La question que se pose Johan est la suivante: refuser d'être au centre, dans la lumière, revient-il forcément à s'opposer à la société? vouloir être dans la marge signifie-t-il forcément être un marginal, un aliéné, un être dangereux pour la société? comment puis-je me construire dans la société dès l'instant où mon désir est considéré comme un désir marginal, anormal et que dès lors je suis exclu?
Alors quand, par surcroît, la réalité vient infirmer la fiction comme il m'est arrivé de le vivre le 23 janvier, quand le jeu des coïncidences impose leur présence et perturbent le cours lisse des choses (Johan parle de la tombola tragique des coïncidences; en norvégien, c'est encore plus beau: tilfeldighetenes tragiske tombola), c'est évidemment déstabilisant. Ou plutôt: ce peut être déstabilisant. C'est en tout cas troublant.

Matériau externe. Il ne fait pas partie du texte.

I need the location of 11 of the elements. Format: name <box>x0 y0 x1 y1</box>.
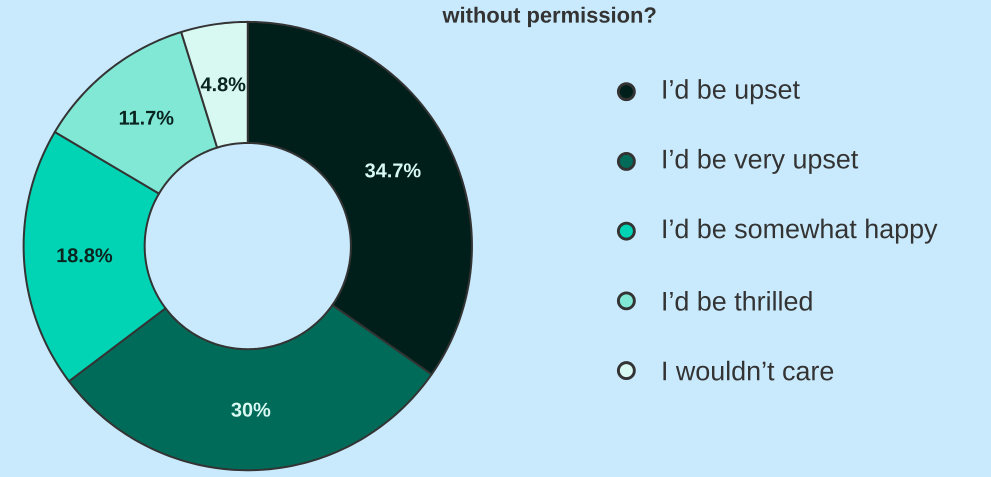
data-label: 30% <box>231 402 270 417</box>
legend-label: I wouldn’t care <box>663 360 834 380</box>
legend-label: I’d be thrilled <box>663 290 812 311</box>
legend-label: I’d be very upset <box>663 148 858 174</box>
data-label: 34.7% <box>365 163 421 178</box>
legend-label: I’d be upset <box>663 79 800 104</box>
legend-label: I’d be somewhat happy <box>663 218 938 244</box>
chart-title: without permission? <box>442 6 656 27</box>
data-label: 11.7% <box>120 110 174 125</box>
data-label: 4.8% <box>200 77 246 92</box>
data-label: 18.8% <box>57 248 112 262</box>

Dans cette même nouvelle que je citais plus haut, Dick en parle justement. Voilà ce qu'il dit:
Nous avons la fiction qui parodie la réalité et la réalité qui parodie la fiction. Nous avons deux choses qui se chevauchent dangereusement, qui se brouillent dangereusement l'une l'autre. Et, en toute probabilité, ce n'est pas volontaire. Cela fait en réalité partie du problème. On ne peut pas légalement contraindre un auteur à étiqueter correctement ce qu'il produit, comme une boîte de boudin dont les ingrédients sont mentionnés sur l'étiquette… On ne peut pas le forcer à déclarer quelle partie est vraie et laquelle ne l'est pas s'il ne le sait pas lui-même. C'est une expérience épouvantable que d'écrire quelque chose dans un roman, en croyant qu'il s'agit de pure fiction et d'apprendre plus tard — peut-être des années plus tard — que c'est vrai.La force de la littérature, c'est sans doute de permettre l'identification. Le temps d'une lecture, on peut s'identifier à un personnage, on peut se reconnaître dans un personnage, on peut avoir l'illumination de reconnaître un état qu'on croyait être le seul à avoir éprouvé alors que soudain un écrivain nous le montre, nous l'explique, le rend accessible, présent.
La difficulté du traducteur, c'est cet éternel équilibre entre l'obligation de fidélité et le refus de servilité. Nous devons êtres fidèle au texte, servir l'auteur et son propos, mais nous devons pouvoir nous en distancier sans quoi le texte traduit ne peut être intelligible. Je ne sais pas, au fond, si on traduit bien quand s'opère chez le traducteur le phénomène d'identification qui lie un lecteur à l'auteur et son œuvre. Si, bien sûr que la traduction n'en sera que meilleure. Mais au prix de quelles traversées, quand il s'agit d'une re-connaissance d'une émotion douloureuse? Répondre à cela suppose de glisser dans un récit très intime. Trop intime?